Jeśli lubicie wielowątkowe powieści, których bohaterowie splątani są niczym w pajęczynie kolejnych pokoleń, sięgnijcie po książkę Powijaki.

Książka zatytułowana Powijaki, pióra Janusza Skrzeczyńskiego, to sfabularyzowana opowieść o pragnieniu posiadania dzieci, ich adopcji, a także kidnapingu. Autor, sam będąc w dzieciństwie ofiarą porwania, ujawnia jeden z mechanizmów, który otwiera przestępcom drogę na świat ze swą zdobyczą, łakomym kąskiem w handlu żywym towarem. Bo majętne małżeństwa w Szwecji czy USA, zapłaciłyby każdą cenę za spełnienie swych marzeń. Tymczasem prawowici rodzice odchodzą od zmysłów bezskutecznie poszukując swych pociech.
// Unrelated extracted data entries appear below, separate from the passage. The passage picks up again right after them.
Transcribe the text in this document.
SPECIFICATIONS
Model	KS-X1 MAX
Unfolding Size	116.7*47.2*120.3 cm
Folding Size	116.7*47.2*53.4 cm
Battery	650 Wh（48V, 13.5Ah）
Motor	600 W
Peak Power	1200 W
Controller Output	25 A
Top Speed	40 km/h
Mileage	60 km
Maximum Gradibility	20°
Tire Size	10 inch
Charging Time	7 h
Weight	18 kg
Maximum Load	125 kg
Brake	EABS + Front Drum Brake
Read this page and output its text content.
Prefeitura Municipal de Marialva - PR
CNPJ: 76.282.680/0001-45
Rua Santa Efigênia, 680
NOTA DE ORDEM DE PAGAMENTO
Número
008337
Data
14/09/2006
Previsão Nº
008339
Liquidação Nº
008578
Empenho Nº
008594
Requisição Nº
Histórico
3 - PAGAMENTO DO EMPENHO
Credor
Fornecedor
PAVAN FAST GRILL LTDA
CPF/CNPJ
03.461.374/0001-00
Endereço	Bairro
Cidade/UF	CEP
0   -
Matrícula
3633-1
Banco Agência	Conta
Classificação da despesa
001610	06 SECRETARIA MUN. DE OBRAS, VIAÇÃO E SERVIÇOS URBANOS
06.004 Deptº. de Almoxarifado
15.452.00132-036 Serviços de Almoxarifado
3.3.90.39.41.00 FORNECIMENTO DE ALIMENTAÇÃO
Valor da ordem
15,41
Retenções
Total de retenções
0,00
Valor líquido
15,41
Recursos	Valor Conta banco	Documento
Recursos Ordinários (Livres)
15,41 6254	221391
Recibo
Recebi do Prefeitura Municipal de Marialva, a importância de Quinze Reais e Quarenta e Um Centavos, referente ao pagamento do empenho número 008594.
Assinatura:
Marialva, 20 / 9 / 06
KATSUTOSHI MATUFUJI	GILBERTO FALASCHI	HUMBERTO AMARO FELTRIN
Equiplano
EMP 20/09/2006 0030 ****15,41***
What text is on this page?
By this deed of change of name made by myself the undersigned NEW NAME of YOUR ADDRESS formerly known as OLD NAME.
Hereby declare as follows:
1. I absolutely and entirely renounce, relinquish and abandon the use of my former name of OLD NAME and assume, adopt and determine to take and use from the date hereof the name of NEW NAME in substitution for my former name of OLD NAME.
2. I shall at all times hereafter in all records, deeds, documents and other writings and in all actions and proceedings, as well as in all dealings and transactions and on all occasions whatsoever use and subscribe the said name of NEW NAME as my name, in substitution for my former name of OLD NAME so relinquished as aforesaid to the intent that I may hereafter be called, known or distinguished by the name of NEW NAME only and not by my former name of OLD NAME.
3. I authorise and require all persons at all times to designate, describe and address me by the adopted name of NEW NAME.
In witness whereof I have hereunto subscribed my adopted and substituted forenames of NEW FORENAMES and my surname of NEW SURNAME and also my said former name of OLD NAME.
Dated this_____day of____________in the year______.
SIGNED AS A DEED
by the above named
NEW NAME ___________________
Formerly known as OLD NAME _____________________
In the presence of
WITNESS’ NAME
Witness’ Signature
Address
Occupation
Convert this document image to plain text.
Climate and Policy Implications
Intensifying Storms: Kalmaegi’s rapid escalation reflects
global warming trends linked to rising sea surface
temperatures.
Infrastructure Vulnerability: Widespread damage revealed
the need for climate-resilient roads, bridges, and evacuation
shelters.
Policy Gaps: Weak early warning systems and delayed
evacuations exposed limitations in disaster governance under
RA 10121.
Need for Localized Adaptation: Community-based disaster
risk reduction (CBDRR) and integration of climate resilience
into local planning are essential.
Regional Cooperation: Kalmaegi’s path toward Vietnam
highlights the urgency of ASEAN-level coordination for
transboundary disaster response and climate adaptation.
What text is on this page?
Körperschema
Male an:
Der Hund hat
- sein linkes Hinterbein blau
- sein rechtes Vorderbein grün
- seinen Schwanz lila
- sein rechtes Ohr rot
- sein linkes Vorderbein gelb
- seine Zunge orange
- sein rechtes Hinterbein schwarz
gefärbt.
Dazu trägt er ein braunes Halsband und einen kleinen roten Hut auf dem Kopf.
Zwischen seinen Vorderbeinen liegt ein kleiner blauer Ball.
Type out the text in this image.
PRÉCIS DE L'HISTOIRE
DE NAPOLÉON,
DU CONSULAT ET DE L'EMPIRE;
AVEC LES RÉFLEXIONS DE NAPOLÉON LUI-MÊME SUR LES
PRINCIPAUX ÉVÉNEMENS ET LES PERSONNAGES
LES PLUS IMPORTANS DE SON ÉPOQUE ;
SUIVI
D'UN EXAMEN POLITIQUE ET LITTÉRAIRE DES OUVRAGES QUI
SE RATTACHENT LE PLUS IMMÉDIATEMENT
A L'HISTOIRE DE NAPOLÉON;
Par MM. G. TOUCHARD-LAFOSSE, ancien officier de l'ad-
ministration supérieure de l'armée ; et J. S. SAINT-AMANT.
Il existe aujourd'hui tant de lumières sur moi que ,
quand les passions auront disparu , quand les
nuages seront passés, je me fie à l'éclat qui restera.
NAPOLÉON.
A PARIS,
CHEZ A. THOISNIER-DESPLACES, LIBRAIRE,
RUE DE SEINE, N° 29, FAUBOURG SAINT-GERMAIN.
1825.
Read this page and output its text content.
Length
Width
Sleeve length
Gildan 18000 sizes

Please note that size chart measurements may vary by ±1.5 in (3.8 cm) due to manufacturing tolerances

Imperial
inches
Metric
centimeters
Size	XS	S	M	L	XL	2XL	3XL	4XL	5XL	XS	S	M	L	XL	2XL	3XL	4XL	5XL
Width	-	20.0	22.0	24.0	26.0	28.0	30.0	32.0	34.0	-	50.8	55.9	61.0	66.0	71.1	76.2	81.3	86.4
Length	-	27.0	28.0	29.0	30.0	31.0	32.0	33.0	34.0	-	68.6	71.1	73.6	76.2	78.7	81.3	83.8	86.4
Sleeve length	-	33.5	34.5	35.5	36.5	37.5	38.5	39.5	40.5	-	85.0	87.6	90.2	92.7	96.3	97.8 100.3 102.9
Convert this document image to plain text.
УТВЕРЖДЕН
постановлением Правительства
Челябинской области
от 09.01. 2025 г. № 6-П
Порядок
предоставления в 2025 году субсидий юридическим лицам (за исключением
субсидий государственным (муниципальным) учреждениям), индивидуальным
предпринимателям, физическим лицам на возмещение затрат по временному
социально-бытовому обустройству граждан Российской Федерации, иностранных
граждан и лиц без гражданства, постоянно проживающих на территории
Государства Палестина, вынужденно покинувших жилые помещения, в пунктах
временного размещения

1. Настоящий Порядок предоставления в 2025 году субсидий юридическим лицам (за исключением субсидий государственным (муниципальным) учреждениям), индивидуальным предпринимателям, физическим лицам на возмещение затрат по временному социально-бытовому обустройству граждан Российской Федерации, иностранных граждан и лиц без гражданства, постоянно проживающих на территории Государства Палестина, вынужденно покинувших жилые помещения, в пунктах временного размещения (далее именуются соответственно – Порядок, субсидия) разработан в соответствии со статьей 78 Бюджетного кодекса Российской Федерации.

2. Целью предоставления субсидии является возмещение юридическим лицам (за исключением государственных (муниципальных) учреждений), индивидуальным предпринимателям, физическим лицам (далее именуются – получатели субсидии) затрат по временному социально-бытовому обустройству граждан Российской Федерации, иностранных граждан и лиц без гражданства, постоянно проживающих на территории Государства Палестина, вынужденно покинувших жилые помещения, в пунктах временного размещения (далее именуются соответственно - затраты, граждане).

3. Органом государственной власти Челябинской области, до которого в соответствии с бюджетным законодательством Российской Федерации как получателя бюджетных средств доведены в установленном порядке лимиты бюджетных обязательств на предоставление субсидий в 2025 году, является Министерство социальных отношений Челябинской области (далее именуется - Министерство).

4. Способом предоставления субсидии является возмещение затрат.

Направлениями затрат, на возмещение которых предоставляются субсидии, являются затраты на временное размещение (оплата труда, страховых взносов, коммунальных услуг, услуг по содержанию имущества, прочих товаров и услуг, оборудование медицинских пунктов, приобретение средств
Dzięki świetnej narracji, barwnym opisom i dialogom, wielu rozwiniętym wątkom powieść wciąga, mimo iż wydawałoby się, że ta tematyka powieje nudą. Powijaki to próba odsłonięcia w zbeletryzowanej formie sytuacji dzieci niechcianych, porzuconych, oddanych w ręce państwowej machiny administracyjnej, ale też wychowywanym schematycznie, bez szans na indywidualny rozwój. Książka niesie ze sobą jeszcze jedno ważne przesłanie, mówiące o sile i znaczeniu miłości w pokonywaniu życiowych dramatów, których niemało w każdej rodzinie. Powieść pełna jest zabawnych sytuacji tudzież o erotycznym zabarwieniu, podanych czytelnikowi w wysublimowany sposób.

Akcja rozgrywa się w latach 1950-2010 przenosząc czytelnika z Poznania do Nowego Jorku po drodze wstępując do Złotoryi, Katowic. Krakowa, Olsztyna, a nawet Bombaju, Budapesztu i Sofii. Dobra redakcja, poprzedzona staranną dokumentacją, stanowi jeden z silniejszych atutów tej książki, której autor pomyślał o licznych odsyłaczach i przypisach, jakże pomocnych czytelnikowi w podróży w czasie i przestrzeni śladami jej bohaterów: Iwony Sangaszko, Janka Dwernickiego, Nancy Johnson czy księdza Charles’a. Wkrótce powinien pojawić się drugi tom Powijaków nawiązujący do wątków rozpoczętych w tomie pierwszym. Powróci temat kontraktu życia Bogobojnych i walki Iwony o odzyskanie swej córki adoptowanej przez amerykańską rodzinę.

Przeczytaj fragment książki Powijaki (kliknij tutaj).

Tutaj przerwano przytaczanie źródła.